Modifications of the binaries creates a new variant of a virus, which may go undetected. I'm shocked! If you'd like an AV solution that performs a deep inspection on every binary, each time they are executed on your device, it's going to be a sloooooow ride.
yet quite often we hear about a bug in the Linux kernel, or Bind, or some other major component that has been undiscovered for years and years
i seem to recall that as an excuse around these parts for a decade (continuing today) regarding linux... and yet those bugs aren't exploited, even when the potential target is driving much of the consumer embedded world, servers (including probably majority of web servers and many large corporate intranets), and now smartphones.
Android (Linux based) is the most easily hackable mobile phone OS out there!
calm down a bit there sunshine... android is really a userland running on a virtual machine (dalvik). if you find an android vulnerability that affects the underlying linux kernel, then you'll have a major story. yes android is probably pathetically insecure (it would be nice if it were as secure as linux), but the linux kernel underneath dalvik is as tight and tested as the numerous datacenters around the world require it to be.

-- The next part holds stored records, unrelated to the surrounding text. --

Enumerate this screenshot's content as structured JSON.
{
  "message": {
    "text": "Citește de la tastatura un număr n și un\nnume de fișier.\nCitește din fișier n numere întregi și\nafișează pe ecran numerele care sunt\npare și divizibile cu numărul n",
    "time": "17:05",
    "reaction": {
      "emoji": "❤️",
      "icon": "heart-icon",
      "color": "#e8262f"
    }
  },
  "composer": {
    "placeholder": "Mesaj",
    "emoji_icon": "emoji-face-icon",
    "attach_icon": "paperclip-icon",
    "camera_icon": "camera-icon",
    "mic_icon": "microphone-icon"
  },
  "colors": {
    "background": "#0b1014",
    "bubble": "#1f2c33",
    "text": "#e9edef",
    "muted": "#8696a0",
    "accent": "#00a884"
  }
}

some slashdotters like to pick on how linux fans claim android = linux when it suits and not when it doesn't. android is an application layer running inside a virtual machine (so it is separated from the linux kernel), but there is still linux underneath (so every android deployment is also a linux deployment). linux and android are usually lumped together when arguing about market share, and separated when arguing about security, but there's nothing contradictory if you take the context of the argument into account.
I don't practice particularly careful practices with my phone AT ALL, installing and uninstalling things all the time, etc etc and at most, at the absolute most, I've seen one chunk of malware. The real problem is not malware it's the permissions you grant the legitimate stuff you put on. WHY, does such and such game or widget need my phone book, email address book, call log browser history and location db? That's the problem right there.